WHAT ARE THE SYMPTOMS OF EBOLA?
YOLANDA FUENTES: The symptoms are characterised by a high fever, which may be accompanied by headaches, diarrhoea, vomiting and, in the final stages of the disease, various haemorrhagic processes.
JOSÉ RAMÓN ARRIBAS: These symptoms should only concern people returning from countries where an outbreak is present or people who have come into contact with patients – this is a very limited number of people.
HOW LONG CAN THEY TAKE TO APPEAR?
YOLANDA FUENTES: The incubation period is between 2 and 21 days, which is the longest the disease can take to appear.
In this epidemic, the average has been shown to be 11 days – 11 days in Africa.
YOLANDA FUENTES: It has been shown that the disease can only be spread by symptomatic patients.
JOSÉ RAMÓN ARRIBAS: During this incubation period, in which the person will feel fine, no case of transmission has been detected.
WHEN IS THE RISK OF INFECTION AT ITS GREATEST?

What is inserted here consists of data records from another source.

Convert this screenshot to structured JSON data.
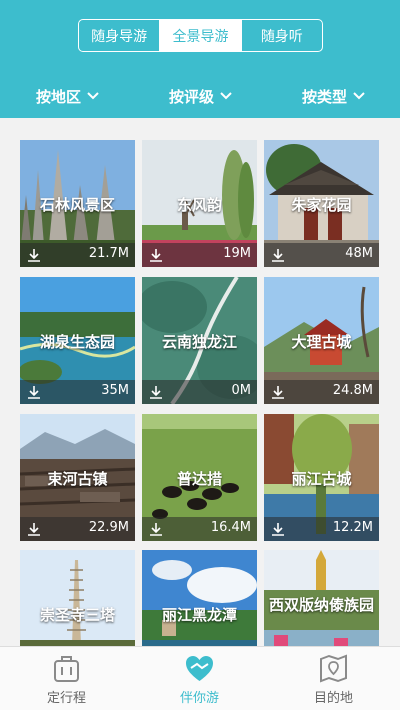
{
  "header": {
    "segments": [
      {
        "label": "随身导游",
        "active": false
      },
      {
        "label": "全景导游",
        "active": true
      },
      {
        "label": "随身听",
        "active": false
      }
    ],
    "filters": [
      {
        "label": "按地区",
        "icon": "chevron-down-icon"
      },
      {
        "label": "按评级",
        "icon": "chevron-down-icon"
      },
      {
        "label": "按类型",
        "icon": "chevron-down-icon"
      }
    ]
  },
  "attractions": [
    {
      "name": "石林风景区",
      "size": "21.7M"
    },
    {
      "name": "东风韵",
      "size": "19M"
    },
    {
      "name": "朱家花园",
      "size": "48M"
    },
    {
      "name": "湖泉生态园",
      "size": "35M"
    },
    {
      "name": "云南独龙江",
      "size": "0M"
    },
    {
      "name": "大理古城",
      "size": "24.8M"
    },
    {
      "name": "束河古镇",
      "size": "22.9M"
    },
    {
      "name": "普达措",
      "size": "16.4M"
    },
    {
      "name": "丽江古城",
      "size": "12.2M"
    },
    {
      "name": "崇圣寺三塔",
      "size": ""
    },
    {
      "name": "丽江黑龙潭",
      "size": ""
    },
    {
      "name": "西双版纳傣族园",
      "size": ""
    }
  ],
  "tabbar": {
    "tabs": [
      {
        "label": "定行程",
        "icon": "suitcase-icon",
        "active": false
      },
      {
        "label": "伴你游",
        "icon": "heart-hands-icon",
        "active": true
      },
      {
        "label": "目的地",
        "icon": "map-pin-icon",
        "active": false
      }
    ]
  },
  "colors": {
    "accent": "#3dbdcd",
    "header_bg": "#3dbdcd",
    "page_bg": "#f2f2f2"
  }
}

YOLANDA FUENTES: The ability to transmit the disease is low during the early days of symptomology when compared with the final days of the disease.
JOSÉ RAMÓN ARRIBAS: The most critical times are when the patient is feeling their worst, when the disease is most advanced and, unfortunately, when handling the body after a patient has died. A body that has died from this disease has an extraordinarily high concentration of the virus.